Since food sickens millions of American each year this is a topic worthy of conversation. Food-borne illness can be prevented by keeping your kitchen clean, constantly washing your hands, and by using a little common sense. Don’t let your kitchen become a petri dish encouraging bacteria growth.
Most experienced cooks know to keep a kitchen spotless and have been taught the basics of food safety, either during their studies, or during a “lost” educational class known as home economics. It saddens me that schools have done away with such a life lesson, but schools have been forced to cutback due to lack of funding.
Thus to re-introduce the basics of food safety can only benefit the many who will begin to cook at home either by necessity, or as a hobby, or as I hope for enjoyment. Food these days is expensive so learning how to handle food safely will also aid in preventing food waste.

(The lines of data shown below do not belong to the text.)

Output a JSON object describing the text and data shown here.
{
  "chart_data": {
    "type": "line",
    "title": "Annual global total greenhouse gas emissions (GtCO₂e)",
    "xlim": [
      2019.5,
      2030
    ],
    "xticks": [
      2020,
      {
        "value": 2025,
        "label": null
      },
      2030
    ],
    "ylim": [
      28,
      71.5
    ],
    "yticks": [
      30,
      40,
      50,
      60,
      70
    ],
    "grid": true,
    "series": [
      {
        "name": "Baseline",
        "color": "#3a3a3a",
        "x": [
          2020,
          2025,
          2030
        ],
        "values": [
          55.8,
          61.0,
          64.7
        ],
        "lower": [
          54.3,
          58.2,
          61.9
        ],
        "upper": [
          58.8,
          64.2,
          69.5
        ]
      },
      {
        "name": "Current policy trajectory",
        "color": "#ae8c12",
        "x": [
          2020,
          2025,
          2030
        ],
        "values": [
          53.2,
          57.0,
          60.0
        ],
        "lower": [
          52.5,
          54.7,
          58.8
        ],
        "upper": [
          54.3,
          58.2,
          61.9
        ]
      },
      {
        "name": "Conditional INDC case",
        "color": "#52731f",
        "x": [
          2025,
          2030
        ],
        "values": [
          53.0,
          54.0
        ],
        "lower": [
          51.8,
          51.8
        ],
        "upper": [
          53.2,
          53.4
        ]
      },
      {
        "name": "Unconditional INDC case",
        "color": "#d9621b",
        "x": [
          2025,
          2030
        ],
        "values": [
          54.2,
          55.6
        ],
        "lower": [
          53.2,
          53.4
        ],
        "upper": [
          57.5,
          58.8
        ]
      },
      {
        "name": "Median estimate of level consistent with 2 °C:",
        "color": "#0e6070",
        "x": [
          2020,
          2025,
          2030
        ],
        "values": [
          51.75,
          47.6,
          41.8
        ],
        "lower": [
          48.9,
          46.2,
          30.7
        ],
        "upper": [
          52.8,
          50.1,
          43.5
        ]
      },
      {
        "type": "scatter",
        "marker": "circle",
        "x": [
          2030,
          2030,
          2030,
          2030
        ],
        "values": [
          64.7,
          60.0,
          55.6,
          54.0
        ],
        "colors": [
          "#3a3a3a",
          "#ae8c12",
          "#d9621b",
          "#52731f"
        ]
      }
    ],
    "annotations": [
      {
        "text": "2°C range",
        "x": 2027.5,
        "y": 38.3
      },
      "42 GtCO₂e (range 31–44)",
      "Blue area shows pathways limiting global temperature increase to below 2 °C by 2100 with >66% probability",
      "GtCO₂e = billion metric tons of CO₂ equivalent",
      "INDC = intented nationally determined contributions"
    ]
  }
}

Even Panera Bread understands how food can bring people together. Did you know that during staff meetings they “Break Bread.” What does breaking bread mean? It simply means sharing a meal with a person or group, but the expression is a bit deeper than that. Although breaking bread has a biblical meaning. It is also a way to share friendship and a sense of camaraderie and trust. So invite your enemies to share a meal. Cooking and eating are also a great way to enhance quality time with our children, grandchildren, family and friends. Therefore, food safety should be as important to us cooks as our love is for those who will be eating our food, including ourselves.
Part II – Food Safety.
- Keep your hands clean. Always wash your hands prior to preparing a meal, during the meal preparation and after. Especially when handling raw meat, before handling and after handling raw meat is a must!

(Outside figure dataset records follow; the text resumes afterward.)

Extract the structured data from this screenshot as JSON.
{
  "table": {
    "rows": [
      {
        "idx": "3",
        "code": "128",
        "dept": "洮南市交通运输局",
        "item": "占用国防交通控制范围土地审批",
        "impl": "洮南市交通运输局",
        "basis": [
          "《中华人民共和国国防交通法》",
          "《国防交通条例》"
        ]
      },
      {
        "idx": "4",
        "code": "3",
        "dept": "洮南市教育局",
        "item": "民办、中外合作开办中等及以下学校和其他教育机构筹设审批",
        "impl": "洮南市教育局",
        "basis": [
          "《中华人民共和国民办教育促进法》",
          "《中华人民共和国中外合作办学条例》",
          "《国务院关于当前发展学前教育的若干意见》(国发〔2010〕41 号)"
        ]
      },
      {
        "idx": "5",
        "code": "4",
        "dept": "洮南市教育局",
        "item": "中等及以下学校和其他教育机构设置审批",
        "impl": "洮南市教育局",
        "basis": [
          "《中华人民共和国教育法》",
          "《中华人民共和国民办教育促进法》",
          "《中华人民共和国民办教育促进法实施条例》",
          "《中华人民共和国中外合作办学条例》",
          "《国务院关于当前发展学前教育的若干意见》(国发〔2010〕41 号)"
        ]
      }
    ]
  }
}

- Keep your food prep surfaces and utensils clean.
- Wash all cutting boards. (For me I have taken to like the industrial way of having a cutting board solely for certain foods. For example; I use four cutting boards. Seafood is blue, pork and chicken is yellow, Red meat is red, and vegetables is green and of course I keep them clean. I also wash them from time to time in a lemon juice wash). Never prepare food on the counter unless you have washed them well.
- NEVER put cooked food back onto a dish you had raw meat on.
- Change your kitchen sponges often.
- Change your kitchen towels daily.
- Make sure your refrigerator is about 35°F
- Make sure your freezer is below 0° and never above 2°
- Thaw all foods in the refrigerator or thaw under cold running water. (Which is how I defrost shrimp).
- Cooked foods should never sit out more than 2 hours.
- ALWAYS wash your fruits and vegetables before consumption.
These are the basics in food safety from here on you need to use your judgement. There is not much we can do about ingredients containing disease-causing bacteria, but to cook them well. It seems year after year some new basic rule is enacted that we must follow to keep our food safe. But common sense is going to be your best weapon.
Take every precaution if someone in your family is at a great risk of serious food-borne illness like the elderly, children infants, pregnant women and people with compromised immune systems.
We were once taught to wash our turkeys and chicken roasters. Now we are told not to do so because the splashing only causes a bigger risk of spreading illness-causing bacteria.
We use to love licking the beaters after our mom’s made cake or brownie mix. But now that is frowned on due to the batter containing raw eggs.